Most of the schools that are targeted for takeover by the Snyder administration are located in the Metro Detroit area.
Yesterday in an address on educational priorities Snyder said that Emergency Managers may be appointed for 23 school districts that are over $1 million in deficit.
The Detroit News reports that 18 of those schools are in Metro Detroit.
The districts range from Detroit and Inkster in Wayne County to Pontiac and Avondale in Oakland and East Detroit and Clintondale in Macomb. Each has more than a $1 million budget deficit and together they have an operating deficit of $440 million, state Department of Education documents show. The smallest district is Covert in Van Buren County with 579 students but a $3.2 million deficit.
The largest deficit is Detroit Public Schools’, at more than $327 million, but Benton Harbor’s school deficit — just under $16 million — is a higher percentage of its operating revenue, at more than 43 percent.

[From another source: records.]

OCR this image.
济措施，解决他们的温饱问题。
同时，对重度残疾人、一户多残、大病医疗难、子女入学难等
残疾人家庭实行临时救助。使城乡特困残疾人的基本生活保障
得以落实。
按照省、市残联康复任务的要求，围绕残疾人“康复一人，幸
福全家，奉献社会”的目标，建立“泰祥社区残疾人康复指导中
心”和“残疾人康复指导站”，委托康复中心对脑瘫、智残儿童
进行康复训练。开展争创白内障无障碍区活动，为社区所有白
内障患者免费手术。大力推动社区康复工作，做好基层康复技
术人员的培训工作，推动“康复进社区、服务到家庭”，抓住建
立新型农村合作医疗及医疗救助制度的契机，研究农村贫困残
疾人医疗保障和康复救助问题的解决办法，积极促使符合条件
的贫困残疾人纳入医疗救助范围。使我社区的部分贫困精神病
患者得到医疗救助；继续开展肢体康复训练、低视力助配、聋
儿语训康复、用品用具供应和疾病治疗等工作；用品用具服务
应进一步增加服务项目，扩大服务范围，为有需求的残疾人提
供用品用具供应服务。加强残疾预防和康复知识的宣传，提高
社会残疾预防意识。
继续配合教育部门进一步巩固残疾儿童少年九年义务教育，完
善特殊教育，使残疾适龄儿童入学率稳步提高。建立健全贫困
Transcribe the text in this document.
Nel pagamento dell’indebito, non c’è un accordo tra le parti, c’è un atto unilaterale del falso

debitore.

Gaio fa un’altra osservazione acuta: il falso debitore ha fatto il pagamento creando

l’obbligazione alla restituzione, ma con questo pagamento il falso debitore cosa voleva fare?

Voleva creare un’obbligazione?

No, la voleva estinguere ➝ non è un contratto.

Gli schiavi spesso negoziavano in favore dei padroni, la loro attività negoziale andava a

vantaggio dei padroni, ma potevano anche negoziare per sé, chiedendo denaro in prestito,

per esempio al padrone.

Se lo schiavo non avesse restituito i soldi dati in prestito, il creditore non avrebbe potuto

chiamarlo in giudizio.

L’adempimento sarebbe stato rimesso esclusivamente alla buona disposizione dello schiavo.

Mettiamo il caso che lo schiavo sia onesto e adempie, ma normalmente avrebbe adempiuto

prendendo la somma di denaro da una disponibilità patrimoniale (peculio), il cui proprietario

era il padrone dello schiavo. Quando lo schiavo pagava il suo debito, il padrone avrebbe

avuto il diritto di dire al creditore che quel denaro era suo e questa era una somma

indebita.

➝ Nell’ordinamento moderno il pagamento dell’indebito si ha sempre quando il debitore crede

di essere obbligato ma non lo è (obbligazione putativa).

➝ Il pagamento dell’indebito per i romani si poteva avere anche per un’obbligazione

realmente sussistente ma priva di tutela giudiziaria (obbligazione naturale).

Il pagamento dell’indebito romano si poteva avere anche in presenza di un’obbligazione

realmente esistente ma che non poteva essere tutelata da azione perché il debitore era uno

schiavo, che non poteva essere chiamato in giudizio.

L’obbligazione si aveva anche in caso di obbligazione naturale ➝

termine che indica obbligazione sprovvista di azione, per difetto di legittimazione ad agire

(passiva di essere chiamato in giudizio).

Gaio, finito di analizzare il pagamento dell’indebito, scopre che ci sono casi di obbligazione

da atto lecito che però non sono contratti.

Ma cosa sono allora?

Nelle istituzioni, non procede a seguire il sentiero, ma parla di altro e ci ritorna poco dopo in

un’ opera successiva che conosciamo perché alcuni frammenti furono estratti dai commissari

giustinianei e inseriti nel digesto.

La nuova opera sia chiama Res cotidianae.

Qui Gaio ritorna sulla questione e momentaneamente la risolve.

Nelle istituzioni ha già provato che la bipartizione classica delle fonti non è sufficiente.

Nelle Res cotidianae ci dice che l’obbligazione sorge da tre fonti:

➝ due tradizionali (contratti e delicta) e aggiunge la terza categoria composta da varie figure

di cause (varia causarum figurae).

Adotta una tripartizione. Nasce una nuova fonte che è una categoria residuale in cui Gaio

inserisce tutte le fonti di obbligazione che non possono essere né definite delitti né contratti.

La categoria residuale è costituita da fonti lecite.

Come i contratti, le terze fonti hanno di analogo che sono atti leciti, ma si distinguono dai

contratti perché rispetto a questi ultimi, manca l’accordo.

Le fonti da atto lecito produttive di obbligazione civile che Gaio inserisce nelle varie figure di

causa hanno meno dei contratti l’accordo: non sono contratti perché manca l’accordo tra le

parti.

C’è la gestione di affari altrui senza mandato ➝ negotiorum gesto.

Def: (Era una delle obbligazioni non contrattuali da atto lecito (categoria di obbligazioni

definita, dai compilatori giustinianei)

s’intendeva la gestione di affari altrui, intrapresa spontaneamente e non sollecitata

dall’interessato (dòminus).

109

The News reports that layoffs are expected in the West Bloomfield School District where officials are struggling to close a $1.7 million deficit by June 30 in order to avoid takeover.
Under recently enacted Public Act 4 Emergency Managers have the power to void contracts, change academic programs and consolidate or dissolve schools.
Progress Michigan has published a map of financially stressed communities and schools at risk for state intervention.